■父の背中の映画にかける“本気”を見て、「映画監督になります」と宣言
父の奥田さんは、俳優のキャリアとしては、伝説のトレンディドラマ『男女7人夏物語』(’86年)出演などで“当代きってのモテ男”といわれ、芸能界の真ん中を歩いてきた。
「ブイブイいわせていた」当時は、よく泥酔して朝帰りしていたという。
桃子さんは「家庭や日常生活に『役』を持ち込む」父の背中をみて育ってきたのだ。
「仕事も、遊びも、私たちを叱るときもつねに、父は“本気”だったんです。その姿を見て育った私が、そこに感じたのは“愛”そのものでした」
その言葉通り、桃子さんは父が紡ぎ出す作品や仕事ぶりに“愛”を感じ取っていく。
’01年、父の初監督作品『少女』の1カ月にわたる欧州各国プロモーション活動に参加した後のこと、飛行機の客席で、父の演じた主人公の切ない顔が思い浮かんで「涙がこぼれ始め、嗚咽に変わってしまった」という。
「監督としての父の背中を目撃して、初めて心底、父を尊敬した。

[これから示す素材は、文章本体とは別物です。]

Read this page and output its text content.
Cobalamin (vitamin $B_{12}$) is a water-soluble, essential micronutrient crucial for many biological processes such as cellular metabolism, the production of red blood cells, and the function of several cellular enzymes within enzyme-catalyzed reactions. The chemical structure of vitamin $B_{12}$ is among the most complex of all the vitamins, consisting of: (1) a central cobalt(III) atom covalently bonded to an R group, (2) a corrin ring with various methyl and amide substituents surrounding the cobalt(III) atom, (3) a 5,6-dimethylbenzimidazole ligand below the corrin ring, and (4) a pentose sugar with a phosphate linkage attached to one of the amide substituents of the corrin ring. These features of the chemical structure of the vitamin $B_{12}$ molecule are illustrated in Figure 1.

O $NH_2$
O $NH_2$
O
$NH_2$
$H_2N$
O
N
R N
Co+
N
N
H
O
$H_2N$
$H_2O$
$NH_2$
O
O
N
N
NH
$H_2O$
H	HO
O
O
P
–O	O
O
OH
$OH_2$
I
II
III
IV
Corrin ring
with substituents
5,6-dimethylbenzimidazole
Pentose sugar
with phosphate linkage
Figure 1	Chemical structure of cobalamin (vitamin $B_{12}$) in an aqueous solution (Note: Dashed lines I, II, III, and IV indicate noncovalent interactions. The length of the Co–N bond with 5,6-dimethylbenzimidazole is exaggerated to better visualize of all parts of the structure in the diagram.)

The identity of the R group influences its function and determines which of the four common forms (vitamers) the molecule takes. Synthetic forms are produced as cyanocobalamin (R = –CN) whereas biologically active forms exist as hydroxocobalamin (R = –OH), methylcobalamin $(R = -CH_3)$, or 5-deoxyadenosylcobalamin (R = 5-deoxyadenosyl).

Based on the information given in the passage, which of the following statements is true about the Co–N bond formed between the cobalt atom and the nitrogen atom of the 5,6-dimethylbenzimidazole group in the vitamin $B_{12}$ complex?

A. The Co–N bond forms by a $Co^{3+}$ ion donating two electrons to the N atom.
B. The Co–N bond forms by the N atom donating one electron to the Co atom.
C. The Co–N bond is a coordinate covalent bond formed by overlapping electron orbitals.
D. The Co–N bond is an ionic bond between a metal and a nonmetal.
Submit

そしてその数カ月後、父に勇気を出して『映画監督を志します』と宣言しました」
奥田さんは「わかった」と一言だけ発したのだという。
思うに父・奥田瑛二の「七光り」とは、手を差し伸べることなく「すべてを見せること」なのだろう。
役柄に寄せて変わる父の立ち居振る舞い、事業に失敗して丸めた背中、すべてを投げ打ってフィルムづくりに取り組む情熱……カッコいいときも、カッコ悪いときも、すべてを父の背中と作品を通して、桃子さんは感じ取ってきた。
だから、あのロンドンでの極貧生活さえも、映画監督になるための糧にできたのだろう。いや、どこかで楽しんでさえいたのではないか。
以前、父の奥田さんにインタビューしたとき、こんなことを言っていたのを思い出した。
「よく『親の七光り』と言うけれど、好んで面倒をみる親の子は、ぜんぶ潰れていくよ。いま生き残っているのは、そういうのがなかった二世だけだよね」
奥田さんは、手を差し伸べたくて、もどかしい気持ちを抑えて「無視を決め込んできた」と語ってくれたものだ。
だからか、桃子さんは父と同じ「監督業」でデビューしながら、父とは違う立ち位置で、高知県に母子で身を置き、独特のアプローチで注目を集めている。
「2作目の監督作品『0.5ミリ』(’14年製作、安藤サクラ主演)を全編、高知ロケで撮ったのは、直感で決めたんです。ミジンコや畑の土、抽斗のハンカチ、宇宙人のような俯瞰もあれば、あらゆる視点に立たなければいけないのが監督の仕事。その感覚が高知にいると鍛えられるし、なにより高知人にはエネルギーがみなぎっている」
気になる次回作の構想はまだ明かしてくれないが、楽しみで仕方がない。
最新エッセイの文字にそのヒントを探してみるのも、一興ではないだろうか。